Но – по-прежнему – это все еще логика, характерная именно для Нового времени. Вне-понятийное бытие включается здесь (и – см. Кант – не может быть включено) в определение понятия лишь в той форме, в какой бытие запредельно исключено для познающего, гносеологически ориентированного разума. Это все же “плоскостное” бытие.

Плоскостное бытие – и в кантовском сосредоточении логики во внелогическое (“идеи разума”), и в Галилеевом сосредоточении внелогического, бытийного в логическое (“монстры понимания”). “Плоскостное” – в обоих этих полюсах парадоксального самообоснования логики. И еще. Столь же односторонни и две предельные рефлексии теоретического разума в культуру, - математика и философия XVII – XIX вв. Это математика и философия, выходящие за пределы и определяющие пределы (и смысл) – только и исключительно – все того же теоретического, познающего разума. То есть дающие философскологическое определение (обоснование) “гносеологии как логики”, “логики как истины (и – преодоления) гносеологии”.

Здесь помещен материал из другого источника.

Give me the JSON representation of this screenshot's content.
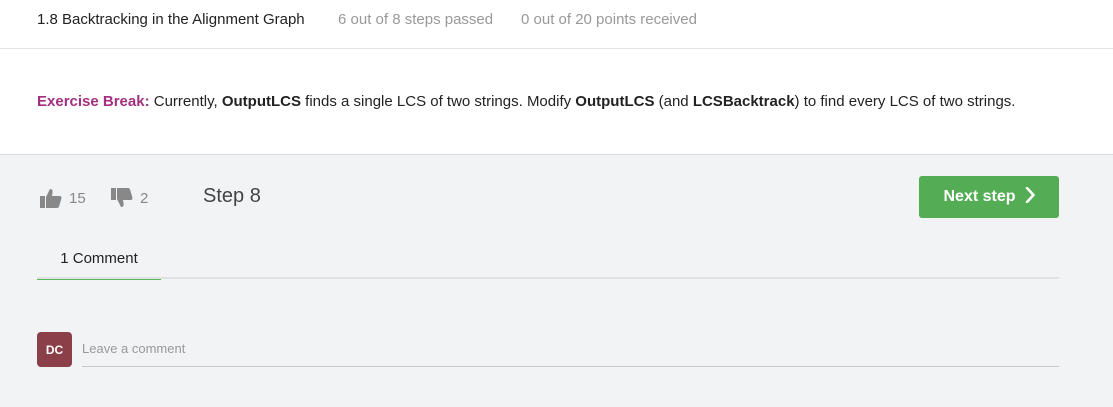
{
  "header": {
    "lesson_title": "1.8 Backtracking in the Alignment Graph",
    "steps_passed": "6 out of 8 steps passed",
    "points": "0 out of 20 points  received"
  },
  "exercise": {
    "label": "Exercise Break:",
    "text_1": " Currently, ",
    "bold_1": "OutputLCS",
    "text_2": " finds a single LCS of two strings. Modify ",
    "bold_2": "OutputLCS",
    "text_3": " (and ",
    "bold_3": "LCSBacktrack",
    "text_4": ") to find every LCS of two strings."
  },
  "footer": {
    "likes": "15",
    "dislikes": "2",
    "step_label": "Step 8",
    "next_label": "Next step",
    "comments_tab": "1  Comment",
    "avatar_initials": "DC",
    "comment_placeholder": "Leave a comment"
  },
  "colors": {
    "accent_green": "#54ad54",
    "exercise_label": "#a3307e",
    "avatar_bg": "#8b4049"
  },
  "icons": [
    "thumbs-up-icon",
    "thumbs-down-icon",
    "chevron-right-icon"
  ]
}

Но вот бытие, запредельное (и в таком виде включаемое в определение) для античного разума, или бытие, запредельное для средневекового разума (и в этой запредельности входящее в определение этого разума), не раздражали сейчас нашего умственного взора, снимались в запредельности нововременного бытия и нововременной культуры. И это связано с самой внутренней особенностью этого бытия, этой логики, этой культуры.
Однако в XX в. без выхода в диалог логических культур и без выхода в иную, более объемную запредельность бытия двигаться – в логике – дальше невозможно. Невозможно ни в теоретической философской логике, стремящейся понять мышление конца XX в., ни в самом этом реальном мышлении и бытии людей кануна третьего тысячелетия нашей эры.
Такое исследование – дело будущих работ.
Хотя… все это не совсем так. Логическим и культурологическим фоном и контекстом тех исследований, которые были осуществлены и в этой книге, и в “Введении в логику мысленного диалога”, конечно же были коллизии перехода к новому, более фундаментальному и парадоксальному типу диалога логик, диалога логических культур. Этим контекстом были коллизии перехода к более фундаментальной логике парадокса.
Скажу даже так: глубинным предметом всех моих размышлений (пусть тайно или апофатически представленным) все время была именно логическая революция конца века.
И, наконец, -
Хотелось бы, чтобы теперь читатель перечитал – уже в качестве заключения – Введение к моей книге.

__________

128 В контексте этого итога скажу еще следующее: вряд ли рядовой работающий математик узнает в кантовском понимании математики и в моих комментариях на сей счет свою родную дисциплину. С удовольствием предвкушаю его возмущение и гнев. Но все же думаю, что только в таком отстранении (и остранении) привычных представлений математика о “своем предмете” возможно понять этот предмет по существу. Это – во-первых. И, во-вторых, предполагаю, что действительно творческий математик сразу поймет, что он всю жизнь “говорил прозой”, и радостно скажет: “Я всегда именно по-кантовски понимал свой предмет…” Или: “А все же этот эффект остранения и мне радостен”. Блажен, кто верует.

129 См.: Библер B.C. От наукоучения к логике культуры. М., 1990.